Review of Lawman

Lawman (1971)
7/10
When You Uphold the Law
19 December 2005
Towards the end of Lawman, Burt Lancaster says that the towns are getting fewer and fewer who need his kind of services. I guess that's a comment on civilization's leavening influence.

You're a town marshal in the old west. You're doing the job alone, maybe you have a deputy or two. Burt says you got to stick to the rules, but as we see in Lawman he wings it quite a bit.

Lee J. Cobb and some of his employees and retainers from his town of Sabbath shoot up Burt Lancaster's town of Bannock and one of Bannock's citizens is killed. Lancaster trails them to Sabbath and arrives with one of them slung over a pack horse. He gives the names to Sabbath's Sheriff Robert Ryan and the story begins.

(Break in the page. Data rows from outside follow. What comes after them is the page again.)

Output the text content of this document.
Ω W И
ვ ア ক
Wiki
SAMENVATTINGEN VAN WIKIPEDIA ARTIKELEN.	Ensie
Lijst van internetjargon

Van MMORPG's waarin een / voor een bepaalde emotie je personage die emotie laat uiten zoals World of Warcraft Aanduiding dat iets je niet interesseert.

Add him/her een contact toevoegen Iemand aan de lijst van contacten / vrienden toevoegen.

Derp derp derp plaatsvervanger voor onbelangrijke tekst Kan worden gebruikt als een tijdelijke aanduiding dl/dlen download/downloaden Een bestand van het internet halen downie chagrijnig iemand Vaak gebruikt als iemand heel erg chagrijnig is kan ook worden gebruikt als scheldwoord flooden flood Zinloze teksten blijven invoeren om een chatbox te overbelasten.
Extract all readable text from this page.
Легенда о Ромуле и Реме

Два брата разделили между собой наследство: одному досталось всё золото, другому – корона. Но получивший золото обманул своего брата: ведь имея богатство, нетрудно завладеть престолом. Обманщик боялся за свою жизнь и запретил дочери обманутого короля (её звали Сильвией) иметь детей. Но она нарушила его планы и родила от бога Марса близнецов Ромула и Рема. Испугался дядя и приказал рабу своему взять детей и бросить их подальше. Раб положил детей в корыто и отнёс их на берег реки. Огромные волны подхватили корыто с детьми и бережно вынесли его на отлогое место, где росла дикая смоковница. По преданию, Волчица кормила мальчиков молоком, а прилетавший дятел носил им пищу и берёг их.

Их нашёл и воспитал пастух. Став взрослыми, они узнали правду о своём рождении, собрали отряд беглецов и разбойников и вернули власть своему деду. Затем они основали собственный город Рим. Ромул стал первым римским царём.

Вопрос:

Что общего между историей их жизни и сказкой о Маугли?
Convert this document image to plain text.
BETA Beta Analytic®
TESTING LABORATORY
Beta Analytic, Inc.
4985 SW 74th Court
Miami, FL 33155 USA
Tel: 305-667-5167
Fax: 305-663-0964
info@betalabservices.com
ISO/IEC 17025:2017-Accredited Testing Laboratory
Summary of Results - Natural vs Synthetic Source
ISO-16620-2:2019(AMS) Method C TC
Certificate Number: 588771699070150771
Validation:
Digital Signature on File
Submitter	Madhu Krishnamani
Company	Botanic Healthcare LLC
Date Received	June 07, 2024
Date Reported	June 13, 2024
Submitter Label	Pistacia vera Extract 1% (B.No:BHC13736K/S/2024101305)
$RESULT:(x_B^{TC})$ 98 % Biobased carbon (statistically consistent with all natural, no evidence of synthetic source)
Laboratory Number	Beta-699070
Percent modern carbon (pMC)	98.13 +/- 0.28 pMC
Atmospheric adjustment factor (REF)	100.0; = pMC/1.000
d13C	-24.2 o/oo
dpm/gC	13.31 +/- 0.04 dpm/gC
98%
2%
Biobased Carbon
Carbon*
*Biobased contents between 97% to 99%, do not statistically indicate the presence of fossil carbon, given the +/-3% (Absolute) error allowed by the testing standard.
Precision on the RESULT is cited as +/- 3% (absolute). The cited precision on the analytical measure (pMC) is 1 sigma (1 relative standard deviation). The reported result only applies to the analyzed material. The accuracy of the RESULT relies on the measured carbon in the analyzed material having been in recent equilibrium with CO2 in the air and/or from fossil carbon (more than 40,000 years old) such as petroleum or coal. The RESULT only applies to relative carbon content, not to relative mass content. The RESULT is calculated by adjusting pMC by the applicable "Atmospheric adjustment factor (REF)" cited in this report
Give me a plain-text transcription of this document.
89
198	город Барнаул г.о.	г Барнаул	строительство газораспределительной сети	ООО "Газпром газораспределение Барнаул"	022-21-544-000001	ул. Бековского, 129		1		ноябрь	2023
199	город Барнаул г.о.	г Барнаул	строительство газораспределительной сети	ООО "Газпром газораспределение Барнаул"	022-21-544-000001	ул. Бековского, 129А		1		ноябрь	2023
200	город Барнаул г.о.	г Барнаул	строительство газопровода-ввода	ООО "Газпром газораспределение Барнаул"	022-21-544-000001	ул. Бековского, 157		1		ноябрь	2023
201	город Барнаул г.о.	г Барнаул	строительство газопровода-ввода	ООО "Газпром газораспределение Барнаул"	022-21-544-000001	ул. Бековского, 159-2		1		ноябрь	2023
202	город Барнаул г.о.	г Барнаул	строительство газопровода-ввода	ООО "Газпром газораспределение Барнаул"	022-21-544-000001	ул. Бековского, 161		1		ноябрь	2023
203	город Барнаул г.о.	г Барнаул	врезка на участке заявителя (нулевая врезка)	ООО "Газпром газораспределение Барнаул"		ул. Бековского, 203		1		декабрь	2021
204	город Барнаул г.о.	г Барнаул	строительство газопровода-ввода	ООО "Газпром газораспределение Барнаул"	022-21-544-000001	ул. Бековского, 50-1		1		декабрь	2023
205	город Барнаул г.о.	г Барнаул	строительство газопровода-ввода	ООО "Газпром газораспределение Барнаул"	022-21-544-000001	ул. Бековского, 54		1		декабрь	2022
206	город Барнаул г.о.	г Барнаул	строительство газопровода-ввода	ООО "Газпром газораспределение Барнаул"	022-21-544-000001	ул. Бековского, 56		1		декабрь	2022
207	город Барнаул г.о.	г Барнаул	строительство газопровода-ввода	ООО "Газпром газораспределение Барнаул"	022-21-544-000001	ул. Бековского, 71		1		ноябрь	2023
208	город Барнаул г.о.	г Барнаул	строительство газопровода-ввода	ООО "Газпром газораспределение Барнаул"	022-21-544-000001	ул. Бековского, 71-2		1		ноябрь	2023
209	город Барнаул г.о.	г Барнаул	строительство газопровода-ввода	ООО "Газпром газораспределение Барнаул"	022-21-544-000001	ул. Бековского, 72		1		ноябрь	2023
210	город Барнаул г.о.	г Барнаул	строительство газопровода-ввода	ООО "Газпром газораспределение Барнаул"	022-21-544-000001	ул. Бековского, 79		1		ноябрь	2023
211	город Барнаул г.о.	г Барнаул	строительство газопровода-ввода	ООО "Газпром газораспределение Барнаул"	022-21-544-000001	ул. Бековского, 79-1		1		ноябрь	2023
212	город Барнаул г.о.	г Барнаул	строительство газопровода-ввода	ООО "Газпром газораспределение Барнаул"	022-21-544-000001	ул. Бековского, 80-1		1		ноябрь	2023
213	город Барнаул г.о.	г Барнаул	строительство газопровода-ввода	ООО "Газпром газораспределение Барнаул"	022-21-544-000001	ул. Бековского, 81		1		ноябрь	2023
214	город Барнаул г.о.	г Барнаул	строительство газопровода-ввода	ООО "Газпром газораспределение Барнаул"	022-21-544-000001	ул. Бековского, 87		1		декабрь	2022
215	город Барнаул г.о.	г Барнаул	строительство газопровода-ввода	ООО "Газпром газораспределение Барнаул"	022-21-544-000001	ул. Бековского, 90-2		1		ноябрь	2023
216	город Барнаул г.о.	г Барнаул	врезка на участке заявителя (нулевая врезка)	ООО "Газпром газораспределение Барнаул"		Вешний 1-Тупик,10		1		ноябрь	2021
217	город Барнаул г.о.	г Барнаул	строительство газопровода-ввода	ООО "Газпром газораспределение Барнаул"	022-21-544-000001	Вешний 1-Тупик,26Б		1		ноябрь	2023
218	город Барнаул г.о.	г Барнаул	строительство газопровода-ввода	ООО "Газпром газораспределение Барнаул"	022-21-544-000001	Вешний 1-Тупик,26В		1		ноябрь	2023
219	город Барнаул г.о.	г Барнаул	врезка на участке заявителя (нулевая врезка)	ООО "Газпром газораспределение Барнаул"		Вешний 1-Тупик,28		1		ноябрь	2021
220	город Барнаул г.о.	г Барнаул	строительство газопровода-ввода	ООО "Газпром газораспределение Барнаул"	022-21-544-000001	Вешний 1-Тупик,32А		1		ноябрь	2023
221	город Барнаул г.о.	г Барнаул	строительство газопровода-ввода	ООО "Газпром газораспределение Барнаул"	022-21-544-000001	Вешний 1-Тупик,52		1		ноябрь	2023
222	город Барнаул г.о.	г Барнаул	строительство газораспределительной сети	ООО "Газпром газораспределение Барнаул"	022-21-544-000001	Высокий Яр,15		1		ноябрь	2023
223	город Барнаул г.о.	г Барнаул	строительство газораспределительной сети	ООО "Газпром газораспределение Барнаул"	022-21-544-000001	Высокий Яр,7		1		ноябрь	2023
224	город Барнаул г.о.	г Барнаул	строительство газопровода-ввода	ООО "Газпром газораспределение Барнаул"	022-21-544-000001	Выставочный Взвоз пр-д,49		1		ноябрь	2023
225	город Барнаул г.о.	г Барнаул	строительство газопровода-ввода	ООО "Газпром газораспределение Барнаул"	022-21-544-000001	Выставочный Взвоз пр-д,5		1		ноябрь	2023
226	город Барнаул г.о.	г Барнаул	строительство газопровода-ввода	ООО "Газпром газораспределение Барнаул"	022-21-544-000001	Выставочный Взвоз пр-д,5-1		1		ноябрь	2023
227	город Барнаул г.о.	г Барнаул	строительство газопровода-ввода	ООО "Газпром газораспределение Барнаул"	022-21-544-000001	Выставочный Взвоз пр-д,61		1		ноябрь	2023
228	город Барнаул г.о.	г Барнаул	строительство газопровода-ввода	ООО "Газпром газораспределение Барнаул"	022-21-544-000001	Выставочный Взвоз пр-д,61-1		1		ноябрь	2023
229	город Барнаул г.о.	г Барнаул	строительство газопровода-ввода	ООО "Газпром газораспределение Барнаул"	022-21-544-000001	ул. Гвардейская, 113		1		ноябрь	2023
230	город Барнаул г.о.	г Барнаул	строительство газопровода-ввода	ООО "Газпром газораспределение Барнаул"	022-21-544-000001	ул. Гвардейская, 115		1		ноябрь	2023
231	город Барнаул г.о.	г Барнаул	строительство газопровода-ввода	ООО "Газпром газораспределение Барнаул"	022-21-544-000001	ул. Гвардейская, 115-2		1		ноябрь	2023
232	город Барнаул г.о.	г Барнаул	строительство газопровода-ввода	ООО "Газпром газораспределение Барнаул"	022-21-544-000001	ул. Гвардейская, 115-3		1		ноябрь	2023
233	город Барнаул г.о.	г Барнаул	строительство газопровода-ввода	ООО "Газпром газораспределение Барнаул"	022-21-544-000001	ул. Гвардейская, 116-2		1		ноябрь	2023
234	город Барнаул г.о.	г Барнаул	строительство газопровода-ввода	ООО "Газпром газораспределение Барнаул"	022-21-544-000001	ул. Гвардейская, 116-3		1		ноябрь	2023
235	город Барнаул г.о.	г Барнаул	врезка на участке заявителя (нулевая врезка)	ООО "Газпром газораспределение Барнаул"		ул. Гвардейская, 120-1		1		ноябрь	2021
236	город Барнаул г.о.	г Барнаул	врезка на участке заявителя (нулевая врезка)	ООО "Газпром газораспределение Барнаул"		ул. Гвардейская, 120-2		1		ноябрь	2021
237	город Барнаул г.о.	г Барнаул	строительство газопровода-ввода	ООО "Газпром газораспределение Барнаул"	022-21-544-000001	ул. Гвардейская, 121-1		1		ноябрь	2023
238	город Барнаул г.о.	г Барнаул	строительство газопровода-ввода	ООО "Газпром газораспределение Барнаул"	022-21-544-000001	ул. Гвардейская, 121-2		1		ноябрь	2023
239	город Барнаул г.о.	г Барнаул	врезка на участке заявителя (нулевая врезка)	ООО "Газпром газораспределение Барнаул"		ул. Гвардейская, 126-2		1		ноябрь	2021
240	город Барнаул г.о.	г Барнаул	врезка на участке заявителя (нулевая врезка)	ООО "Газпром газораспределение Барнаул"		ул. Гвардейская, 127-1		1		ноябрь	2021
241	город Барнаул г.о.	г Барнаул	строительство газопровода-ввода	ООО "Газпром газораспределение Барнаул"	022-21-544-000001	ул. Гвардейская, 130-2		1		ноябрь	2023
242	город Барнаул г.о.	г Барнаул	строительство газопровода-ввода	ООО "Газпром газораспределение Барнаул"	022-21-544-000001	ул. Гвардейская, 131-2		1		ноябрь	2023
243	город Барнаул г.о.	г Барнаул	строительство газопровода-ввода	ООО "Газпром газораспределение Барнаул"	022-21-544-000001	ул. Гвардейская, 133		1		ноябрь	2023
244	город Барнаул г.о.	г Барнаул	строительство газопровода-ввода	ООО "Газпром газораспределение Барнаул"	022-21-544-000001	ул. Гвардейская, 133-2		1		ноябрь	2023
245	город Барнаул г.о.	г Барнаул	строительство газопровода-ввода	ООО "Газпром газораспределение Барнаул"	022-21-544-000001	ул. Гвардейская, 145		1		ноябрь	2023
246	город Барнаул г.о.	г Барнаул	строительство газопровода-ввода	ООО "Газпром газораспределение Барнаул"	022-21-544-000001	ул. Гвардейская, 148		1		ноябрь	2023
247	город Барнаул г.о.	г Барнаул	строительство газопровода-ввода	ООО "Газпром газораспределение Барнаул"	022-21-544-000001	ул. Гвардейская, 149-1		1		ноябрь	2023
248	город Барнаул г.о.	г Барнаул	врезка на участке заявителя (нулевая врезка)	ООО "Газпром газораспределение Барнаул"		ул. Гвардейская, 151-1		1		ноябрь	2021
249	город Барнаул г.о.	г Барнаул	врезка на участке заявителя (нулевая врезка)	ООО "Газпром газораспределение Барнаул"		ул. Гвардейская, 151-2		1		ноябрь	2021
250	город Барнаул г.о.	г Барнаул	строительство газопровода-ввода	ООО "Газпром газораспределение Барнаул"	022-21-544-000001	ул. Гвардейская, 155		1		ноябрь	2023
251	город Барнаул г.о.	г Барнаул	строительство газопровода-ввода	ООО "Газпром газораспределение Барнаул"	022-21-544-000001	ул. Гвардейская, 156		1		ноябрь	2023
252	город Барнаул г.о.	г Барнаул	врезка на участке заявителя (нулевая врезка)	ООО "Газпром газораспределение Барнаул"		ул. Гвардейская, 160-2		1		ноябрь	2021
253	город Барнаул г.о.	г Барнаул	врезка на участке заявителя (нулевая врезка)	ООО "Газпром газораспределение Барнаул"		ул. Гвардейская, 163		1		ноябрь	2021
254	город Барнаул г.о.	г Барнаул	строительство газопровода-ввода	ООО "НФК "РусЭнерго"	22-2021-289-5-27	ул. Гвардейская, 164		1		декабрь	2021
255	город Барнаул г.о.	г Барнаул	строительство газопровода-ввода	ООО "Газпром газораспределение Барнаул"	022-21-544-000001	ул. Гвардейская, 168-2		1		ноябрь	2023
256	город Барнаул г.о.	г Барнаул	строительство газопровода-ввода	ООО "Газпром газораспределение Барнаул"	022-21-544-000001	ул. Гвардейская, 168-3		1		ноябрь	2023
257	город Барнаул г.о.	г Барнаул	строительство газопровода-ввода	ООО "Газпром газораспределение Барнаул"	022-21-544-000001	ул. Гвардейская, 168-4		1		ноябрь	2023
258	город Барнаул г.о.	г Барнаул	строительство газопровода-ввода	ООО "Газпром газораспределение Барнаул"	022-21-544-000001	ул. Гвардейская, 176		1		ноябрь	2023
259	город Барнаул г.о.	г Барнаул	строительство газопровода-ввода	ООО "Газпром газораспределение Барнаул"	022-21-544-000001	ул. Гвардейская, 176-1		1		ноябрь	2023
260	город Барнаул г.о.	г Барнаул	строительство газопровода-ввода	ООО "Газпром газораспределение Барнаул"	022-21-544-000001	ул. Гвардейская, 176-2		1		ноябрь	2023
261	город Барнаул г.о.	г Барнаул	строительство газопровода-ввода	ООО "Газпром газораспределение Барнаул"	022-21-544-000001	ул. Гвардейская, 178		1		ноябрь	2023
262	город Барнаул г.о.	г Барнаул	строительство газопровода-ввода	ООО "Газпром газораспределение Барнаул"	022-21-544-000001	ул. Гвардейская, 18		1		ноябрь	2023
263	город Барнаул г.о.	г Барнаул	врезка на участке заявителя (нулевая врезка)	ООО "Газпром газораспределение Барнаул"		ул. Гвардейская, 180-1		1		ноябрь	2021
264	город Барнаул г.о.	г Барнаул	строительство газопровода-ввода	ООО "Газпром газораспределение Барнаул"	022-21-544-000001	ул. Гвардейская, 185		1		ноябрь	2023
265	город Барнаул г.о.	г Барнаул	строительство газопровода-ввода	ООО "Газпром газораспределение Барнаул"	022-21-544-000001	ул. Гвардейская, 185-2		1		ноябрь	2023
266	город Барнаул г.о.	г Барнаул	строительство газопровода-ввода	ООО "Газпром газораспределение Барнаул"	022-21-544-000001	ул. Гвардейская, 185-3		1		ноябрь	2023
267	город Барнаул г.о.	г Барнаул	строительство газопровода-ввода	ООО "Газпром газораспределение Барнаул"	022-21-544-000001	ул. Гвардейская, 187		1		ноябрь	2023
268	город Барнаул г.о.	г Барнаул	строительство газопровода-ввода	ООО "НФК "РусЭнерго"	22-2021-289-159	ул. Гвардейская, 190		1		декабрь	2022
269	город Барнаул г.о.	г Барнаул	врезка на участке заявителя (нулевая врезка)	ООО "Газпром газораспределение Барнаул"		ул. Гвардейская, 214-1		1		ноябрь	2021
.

Lancaster finds that the men he's trailing are all kinds, some professional gunmen, some family men caught up in the moment. Makes no matter to him, he's bringing them in. One of them is the common law husband of a former girl friend, Sheree North, who's settled in Sabbath.

Lawman is a pretty grim western tale. It's kind of a cross between Edward Dmytryk's Warlock and Clint Eastwood's The Unforgiven. Themes from both of those films can be found here.

Lancaster gets good support from the cast. I particularly liked J.D. Cannon as Sheree North's husband and Richard Jordan as the young cowhand from Lee J. Cobb's spread.

I think more than western fans will appreciate this film.